TERN-701 is currently Terns' only clinical-stage candidate, focusing on a novel approach to treating certain blood cancers. The drug's unique targeting mechanism distinguishes it from existing therapies in the competitive oncology space, though specific clinical trial data and patient population details were not disclosed in available reports.

The acquisition timeline and regulatory approval process for the deal were not specified in the source materials. The transaction appears to be part of Merck's broader strategy to strengthen its cancer drug portfolio through strategic acquisitions.
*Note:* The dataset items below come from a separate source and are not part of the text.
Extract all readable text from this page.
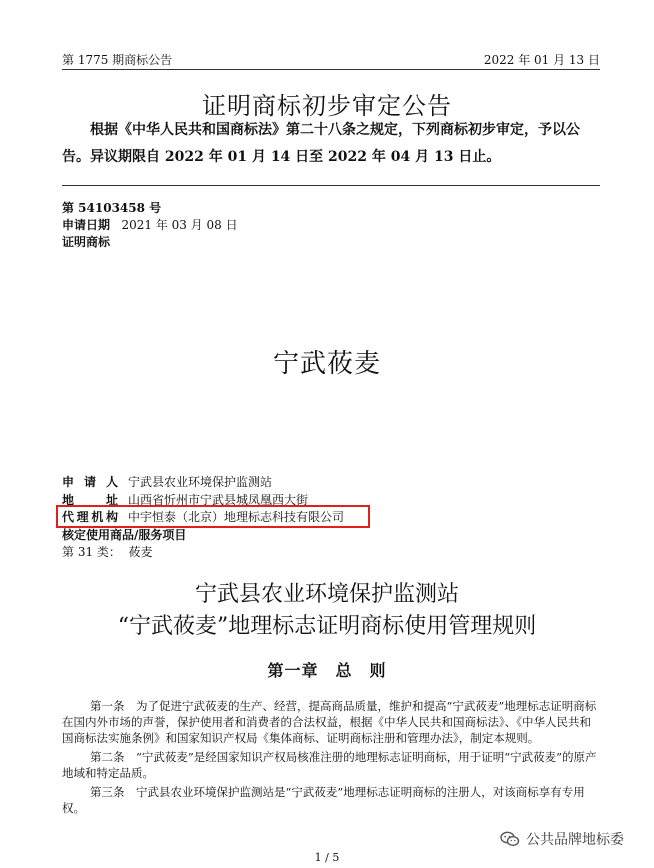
第 1775 期商标公告	2022 年 01 月 13 日
证明商标初步审定公告

根据《中华人民共和国商标法》第二十八条之规定，下列商标初步审定，予以公告。异议期限自 2022 年 01 月 14 日至 2022 年 04 月 13 日止。

第 54103458 号
申请日期 2021 年 03 月 08 日
证明商标
宁武莜麦
申请人 宁武县农业环境保护监测站
地址 山西省忻州市宁武县城凤凰西大街
代理机构 中宇恒泰（北京）地理标志科技有限公司
核定使用商品/服务项目
第 31 类： 莜麦
宁武县农业环境保护监测站
“宁武莜麦”地理标志证明商标使用管理规则
第一章　总　则

第一条　为了促进宁武莜麦的生产、经营，提高商品质量，维护和提高“宁武莜麦”地理标志证明商标在国内外市场的声誉，保护使用者和消费者的合法权益，根据《中华人民共和国商标法》、《中华人民共和国商标法实施条例》和国家知识产权局《集体商标、证明商标注册和管理办法》，制定本规则。

第二条　“宁武莜麦”是经国家知识产权局核准注册的地理标志证明商标，用于证明“宁武莜麦”的原产地域和特定品质。

第三条　宁武县农业环境保护监测站是“宁武莜麦”地理标志证明商标的注册人，对该商标享有专用权。

公共品牌地标委
1 / 5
The $6.7 billion valuation has generated mixed reactions from analysts and investors. According to BioPharma Dive, some analysts believe the offer may undervalue Terns' lead cancer drug, while investors appear satisfied with the one-year returns the deal represents.

The acquisition reflects the continued consolidation in the biotech sector as large pharmaceutical companies seek to bolster their pipelines with innovative cancer therapies targeting novel mechanisms of action.